In a 4-3 decision, the Ohio Supreme Court recently decided a case with potentially far-reaching implications for Ohio Workers’ Compensation Violation of a Specific Safety Requirement (VSSR) Law. State ex rel. Jackson Tube Serv., Inc. v. Indus. Comm., 154 Ohio St.3d 180 (2018), held that the “impossibility defense” to violation of an OSHA standard could be imported into Ohio Workers’ Compensation Law as an affirmative defense to an alleged VSSR where an employer shows: (1) it would have been impossible to comply with the specific safety requirement or that compliance would have precluded performance of the work; and (2) that no alternate means of employee protection existed
or were available.
The alleged VSSR in question involved a worker being required to work under a suspended load – in this case, the flywheel of a cutoff machine to be replaced. When the sling securing the flywheel broke, the flywheel fell on the worker breaking both of his legs. In the VSSR Hearing before the Staff Hearing Officer, Jackson Tube argued it was impossible to comply with the specific safety requirement. The injured worker testified to his understanding that an alternative means was available to perform the task without suspending the flywheel. The Staff Hearing Officer found a VSSR. Jackson Tube moved for rehearing supported by an affidavit from the machine manufacturer stating that there were no alternative means to accomplish the necessary change.
the rehearing was denied, Jackson Tube sought a writ of mandamus arguing that the Industrial Commission had abused its discretion when it had rejected the impossibility defense. The Franklin County Court of Appeals denied Jackson Tube’s requested writ. Jackson Tube then appealed to the Ohio Supreme Court. Interestingly, neither the injured worker nor the Industrial Commission filed an appellee brief opposing Jackson Tube’s appeal.
The Ohio Supreme Court majority found two previous cases had attempted to borrow the impossibility defense to violation of an OSHA standard and utilize it as a defense to an alleged VSSR. The employer failed to succeed in either case because there had been “some evidence” contrary to the assertion of
impossibility. The Jackson Tube majority essentially re-weighed the evidence that had been before the Industrial Commission. It concluded that the injured worker’s supposition that alternative means were available had been mistaken. At the VSSR Hearing, Jackson Tube witnesses had testified that they were not aware of alternative means for changing the flywheel. The motion for rehearing had relied on a further affidavit from a Jackson Tube witness confirming the machine manufacturer’s conclusion that no alternative means of performance existed. The majority concluded that the Industrial Commission had abused its discretion in granting the VSSR “…because it relied on speculative testimony regarding the existence of alternative means of performance (which) proved wholly
nonexistent.” The high court ordered the Industrial Commission to vacate its previous order and to find no VSSR.
Chief Justice O’Connor, joined by two other justices, provided a spirited dissent which essentially accused the majority of undermining settled VSSR jurisprudence.
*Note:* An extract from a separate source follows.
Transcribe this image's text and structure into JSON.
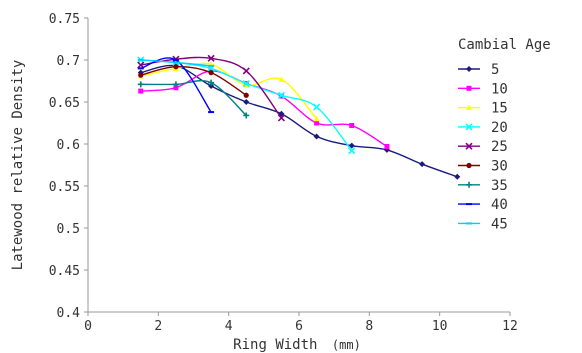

First, she observed that the abuse-of-discretion standard only requires “some evidence” for the Industrial Commission’s determination, a requirement which had been met here because the Industrial Commission heard evidence from both the injured worker and the employer. Second, she indicated Jackson Tube sought relief from the VSSR not based on evidence heard by the Industrial Commission. Instead, Jackson Tube sought to use new evidence to support arguments already rejected by
the Commission. The majority, she wrote, was unfairly allowing “…a second bite at the apple.” Finally, the Chief Justice was highly critical of the process used by the majority in creating a new Ohio legal rule by borrowing from federal case law without it having been briefed or argued. “[I]t is unwise,” she wrote “for us to announce a new rule of law in this case where there is no need to do so.”
Just how far-reaching the implications of Jackson Tube will prove to be remains to be seen. Employers are well advised to assert “impossibility” as an affirmative defense to a VSSR whenever possible. Much like the affirmative defense of “unilateral employee negligence,” it may prove useful in certain unusual circumstances. Moreover, there has been some
commentary in the injured worker community that importing OSHA concepts into Ohio Workers’ Compensation Law may have the beneficial effect of revising outdated Ohio safety regulations. To the extent that OSHA concepts are introduced in workers’ compensation claims, it may be that employers may experience more separate OSHA claims from injured workers and their counsel. Finally, it is worth noting that the Jackson Tube 4-3 Ohio Supreme Court was composed of all Republicans. Two of the Republican Justices have been replaced by Democrats for the term starting January 2019. One of the replaced Justices was in the majority. The other dissented. Thus, it remains uncertain whether Ohio’s Supreme Court, as currently constituted, will continue to embrace federal OSHA standards in
addressing cases under Ohio’s workers’ compensation laws.